Serum nie podrażnia i nie zapycha, ma delikatny zapach, łatwo się rozprowadza i bardzo szybko wchłania. Skóra po jego użyciu jest wygładzona, rozjaśniona i napięta. Delikatnie wyrównuje koloryt skóry. Bardzo lubię taki efekt na twarzy po użyciu kosmetyku. Dzięki temu, że jest bardzo lekkie i wchłania się błyskawicznie, zastąpiło mi krem na dzień. Nakładałam je rano pod makijaż i nie używałam już dodatkowo żadnego kremu, żeby nie obciążać skóry, bo mam problemy ze świeceniem się. Stosowałam nie tylko na twarz, a także na szyję i dekolt. Nie jest w ogóle tłuste, nie zostawia na skórze filmu. Mam cerę mieszaną i jestem zadowolona z nawilżenia jakie daje serum, ale zastanawiam się, czy dla kogoś ze skórą suchą nie byłoby za słabe. Spektakularnej redukcji zmarszczek nie zauważyłam, jednak nowych też mi jakoś specjalnie nie przybyło.

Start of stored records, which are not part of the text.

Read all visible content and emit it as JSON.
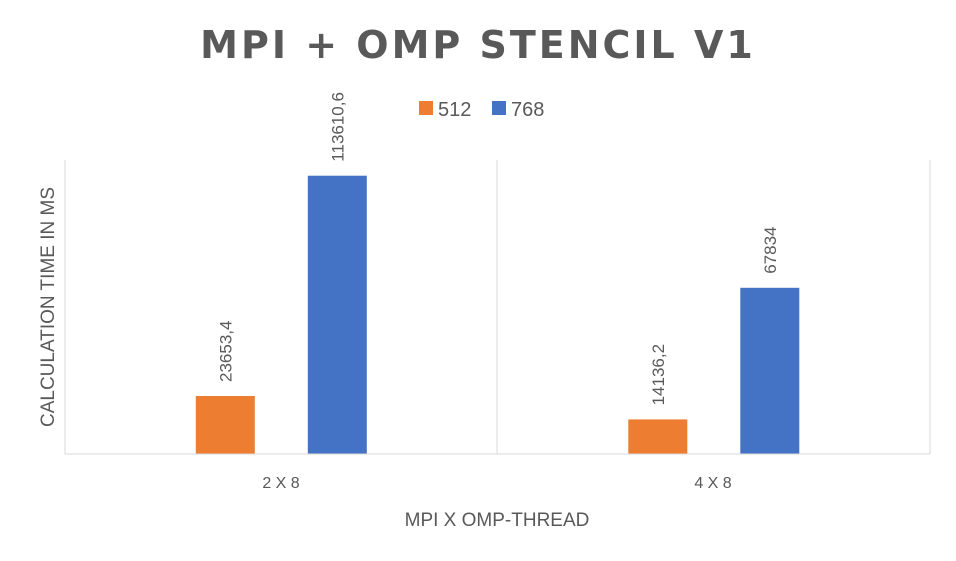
{
  "chart_data": {
    "type": "bar",
    "title": "MPI + OMP STENCIL V1",
    "xlabel": "MPI X OMP-THREAD",
    "ylabel": "CALCULATION TIME IN MS",
    "categories": [
      "2 X 8",
      "4 X 8"
    ],
    "series": [
      {
        "name": "512",
        "color": "#ED7D31",
        "values": [
          23653.4,
          14136.2
        ],
        "labels": [
          "23653,4",
          "14136,2"
        ]
      },
      {
        "name": "768",
        "color": "#4472C4",
        "values": [
          113610.6,
          67834
        ],
        "labels": [
          "113610,6",
          "67834"
        ]
      }
    ],
    "ylim": [
      0,
      120000
    ],
    "legend": "top-center",
    "grid": false
  }
}
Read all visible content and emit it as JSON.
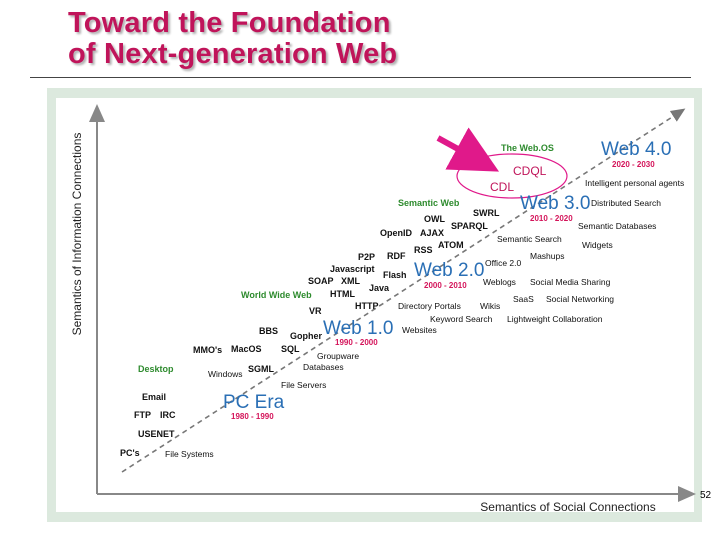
{
  "slide": {
    "title_line1": "Toward the Foundation",
    "title_line2": "of Next-generation Web",
    "page_number": "52"
  },
  "axes": {
    "y_label": "Semantics of Information Connections",
    "x_label": "Semantics of Social Connections"
  },
  "colors": {
    "title": "#c0145a",
    "era_blue": "#2a6fb5",
    "era_years": "#d4145a",
    "green_label": "#2e8b2e",
    "callout_arrow": "#e0198a",
    "callout_ellipse": "#e0198a",
    "diagonal": "#777777"
  },
  "eras": [
    {
      "name": "PC Era",
      "years": "1980 - 1990"
    },
    {
      "name": "Web 1.0",
      "years": "1990 - 2000"
    },
    {
      "name": "Web 2.0",
      "years": "2000 - 2010"
    },
    {
      "name": "Web 3.0",
      "years": "2010 - 2020"
    },
    {
      "name": "Web 4.0",
      "years": "2020 - 2030"
    }
  ],
  "category_labels": {
    "desktop": "Desktop",
    "www": "World Wide Web",
    "semantic_web": "Semantic Web",
    "web_os": "The Web.OS"
  },
  "callout": {
    "line1": "CDQL",
    "line2": "CDL"
  },
  "terms": {
    "pcs": "PC's",
    "file_systems": "File Systems",
    "usenet": "USENET",
    "ftp": "FTP",
    "irc": "IRC",
    "email": "Email",
    "file_servers": "File Servers",
    "windows": "Windows",
    "sgml": "SGML",
    "databases": "Databases",
    "mmos": "MMO's",
    "macos": "MacOS",
    "sql": "SQL",
    "groupware": "Groupware",
    "bbs": "BBS",
    "gopher": "Gopher",
    "vr": "VR",
    "websites": "Websites",
    "http": "HTTP",
    "html": "HTML",
    "java": "Java",
    "soap": "SOAP",
    "xml": "XML",
    "flash": "Flash",
    "javascript": "Javascript",
    "p2p": "P2P",
    "rdf": "RDF",
    "rss": "RSS",
    "atom": "ATOM",
    "openid": "OpenID",
    "ajax": "AJAX",
    "owl": "OWL",
    "sparql": "SPARQL",
    "swrl": "SWRL",
    "directory_portals": "Directory Portals",
    "wikis": "Wikis",
    "keyword_search": "Keyword Search",
    "lightweight_collab": "Lightweight Collaboration",
    "saas": "SaaS",
    "social_networking": "Social Networking",
    "weblogs": "Weblogs",
    "social_media_sharing": "Social Media Sharing",
    "office20": "Office 2.0",
    "mashups": "Mashups",
    "semantic_search": "Semantic Search",
    "widgets": "Widgets",
    "semantic_databases": "Semantic Databases",
    "distributed_search": "Distributed Search",
    "intelligent_agents": "Intelligent personal agents"
  }
}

W tej chwili serum już mi się kończy, ale na pewno kupię kolejne opakowanie. Ciągle szukam dobrego lekkiego kremu na dzień i tak na prawdę z żadnego nie jestem w pełni zadowolona, a intensywne serum rewitalizujące Bioliq fajnie mi go zastępowało.
 
Pojemność 30 ml. Cena 18,5 dostępne w aptekach.
 
Ciekawa jestem jakie serum u Was najlepiej się sprawdza?